Шестнадцатого октября было объявлено, что британскому политику присуждается Нобелевская премия… по литературе. Наряду с Джозефом Редьярдом Киплингом (1907 год), Джорджем Бернардом Шоу (1925 год), Джоном Голсуорси (1932 год), Томасом Стернзом Элиотом (1948 год) и Бертраном Расселом (1950 год) Уинстон Леонард Спенсер Черчилль стал шестым британцем и единственным в мире политиком, удостоившимся столь высокой награды в столь творческой номинации. В заявлении Нобелевского комитета сообщалось, что премия присуждена за «высокое мастерство исторических и биографических описаний, а также за блестящее ораторское искусство, с помощью которого отстаивались высшие человеческие ценности».
По мнению профессора Поля Элкона, термин «описание» не совсем удачен. Гораздо больше подходит — «анализ». «„Описания“ предполагают легкий и менее интересный текст, чем сочинения Черчилля, — объясняет ученый. — Самым поразительным в исторических и биографических работах британского автора является присущая этим произведениям продуманная комбинация повествования и анализа».
Среди номинантов в 1953 году также обсуждалась кандидатура Эрнеста Миллера Хемингуэя (1899–1961), но предпочтение все-таки было отдано Черчиллю. Автор романа «Прощай, оружие!» был не из тех, кто умел проигрывать (впрочем, как и его литературный визави). В своем комментарии он заметил, что британский политик «величайший мастер устного слова». Сделав акцент на «устном слове», он тем самым намекнул, что это не та сфера, за которую присуждают Нобелевскую премию по литературе. Хемингуэй злился напрасно. Его вклад в литературу будет отмечен уже на следующий год.

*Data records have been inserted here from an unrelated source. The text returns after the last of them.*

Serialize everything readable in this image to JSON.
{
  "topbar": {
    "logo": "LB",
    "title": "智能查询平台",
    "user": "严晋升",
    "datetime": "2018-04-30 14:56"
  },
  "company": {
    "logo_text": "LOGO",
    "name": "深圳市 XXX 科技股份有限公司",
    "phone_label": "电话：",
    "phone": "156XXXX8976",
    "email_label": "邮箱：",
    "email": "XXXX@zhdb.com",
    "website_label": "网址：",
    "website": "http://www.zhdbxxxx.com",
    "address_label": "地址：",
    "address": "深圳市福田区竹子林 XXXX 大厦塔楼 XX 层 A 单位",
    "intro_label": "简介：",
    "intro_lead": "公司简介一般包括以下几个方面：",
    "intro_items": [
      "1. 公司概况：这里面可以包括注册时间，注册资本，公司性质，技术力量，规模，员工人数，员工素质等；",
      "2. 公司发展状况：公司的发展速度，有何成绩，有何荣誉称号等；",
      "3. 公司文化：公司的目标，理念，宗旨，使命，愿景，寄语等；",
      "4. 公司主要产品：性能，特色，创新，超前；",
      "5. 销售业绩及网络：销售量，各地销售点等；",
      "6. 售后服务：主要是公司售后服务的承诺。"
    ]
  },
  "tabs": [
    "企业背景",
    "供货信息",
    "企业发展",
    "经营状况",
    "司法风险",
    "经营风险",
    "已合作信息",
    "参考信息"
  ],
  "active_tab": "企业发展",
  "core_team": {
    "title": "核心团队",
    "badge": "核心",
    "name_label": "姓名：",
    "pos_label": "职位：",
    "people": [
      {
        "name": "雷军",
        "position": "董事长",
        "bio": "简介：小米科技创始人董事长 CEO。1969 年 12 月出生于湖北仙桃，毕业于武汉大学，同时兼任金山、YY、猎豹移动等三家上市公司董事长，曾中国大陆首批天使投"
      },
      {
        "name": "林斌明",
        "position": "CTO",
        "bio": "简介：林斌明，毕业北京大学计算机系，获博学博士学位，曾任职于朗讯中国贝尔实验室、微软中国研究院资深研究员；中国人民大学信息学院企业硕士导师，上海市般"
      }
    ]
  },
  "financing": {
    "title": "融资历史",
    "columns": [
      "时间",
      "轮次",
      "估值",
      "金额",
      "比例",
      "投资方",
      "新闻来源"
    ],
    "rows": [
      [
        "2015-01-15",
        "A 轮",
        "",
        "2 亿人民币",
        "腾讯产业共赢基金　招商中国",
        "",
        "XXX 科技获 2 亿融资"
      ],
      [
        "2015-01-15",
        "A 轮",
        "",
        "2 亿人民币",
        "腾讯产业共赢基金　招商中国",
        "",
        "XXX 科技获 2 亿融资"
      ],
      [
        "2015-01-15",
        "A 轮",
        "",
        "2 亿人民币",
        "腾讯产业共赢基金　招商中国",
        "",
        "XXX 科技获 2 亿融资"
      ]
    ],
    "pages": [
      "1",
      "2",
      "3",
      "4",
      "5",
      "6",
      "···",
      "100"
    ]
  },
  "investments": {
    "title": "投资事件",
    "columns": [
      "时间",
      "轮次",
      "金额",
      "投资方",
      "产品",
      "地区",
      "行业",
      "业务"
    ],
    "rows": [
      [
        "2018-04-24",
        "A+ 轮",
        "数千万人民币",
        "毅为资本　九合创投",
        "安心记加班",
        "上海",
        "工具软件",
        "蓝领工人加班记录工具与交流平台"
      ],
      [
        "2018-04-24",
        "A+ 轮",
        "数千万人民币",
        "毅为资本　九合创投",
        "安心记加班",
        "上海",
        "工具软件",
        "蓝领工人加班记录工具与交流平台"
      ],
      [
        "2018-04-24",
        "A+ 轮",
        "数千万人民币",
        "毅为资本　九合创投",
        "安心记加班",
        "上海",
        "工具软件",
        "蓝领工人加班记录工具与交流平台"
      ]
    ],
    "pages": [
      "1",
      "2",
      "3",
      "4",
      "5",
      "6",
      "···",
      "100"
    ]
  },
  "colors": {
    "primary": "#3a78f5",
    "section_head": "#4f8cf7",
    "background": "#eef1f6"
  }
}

И без ремарок Хемингуэя присуждение Нобелевской премии премьер-министру может показаться странным. Однако, прежде чем развивать эту тему, скажем сначала несколько слов о самой премии. В ноябре 1895 года в шведско-норвежском клубе в Париже Альфред Нобель (1833–1896) составил знаменитое завещание, по которому большая часть заработанного им состояния — 31,6 миллионов шведских крон — выделялась на создание специального фонда. Из этого фонда предполагалось ежегодно премировать тех, кто отметился выдающимися достижениями в области физики, химии, медицины, литературы и мира. По литературе премия присуждается за создание наиболее значительного литературного произведения идеалистической направленности. При этом под «литературным» понимается произведение не только художественного жанра. В частности, в 1902 году премия была присуждена историку Теодору Моммзену (1817–1903), а в 1908-м, 1927-м и 1950 году — философам Рудольфу Эйкену (1846–1926), Анри Бергсону (1859–1941) и Бертрану Расселу (1872–1970).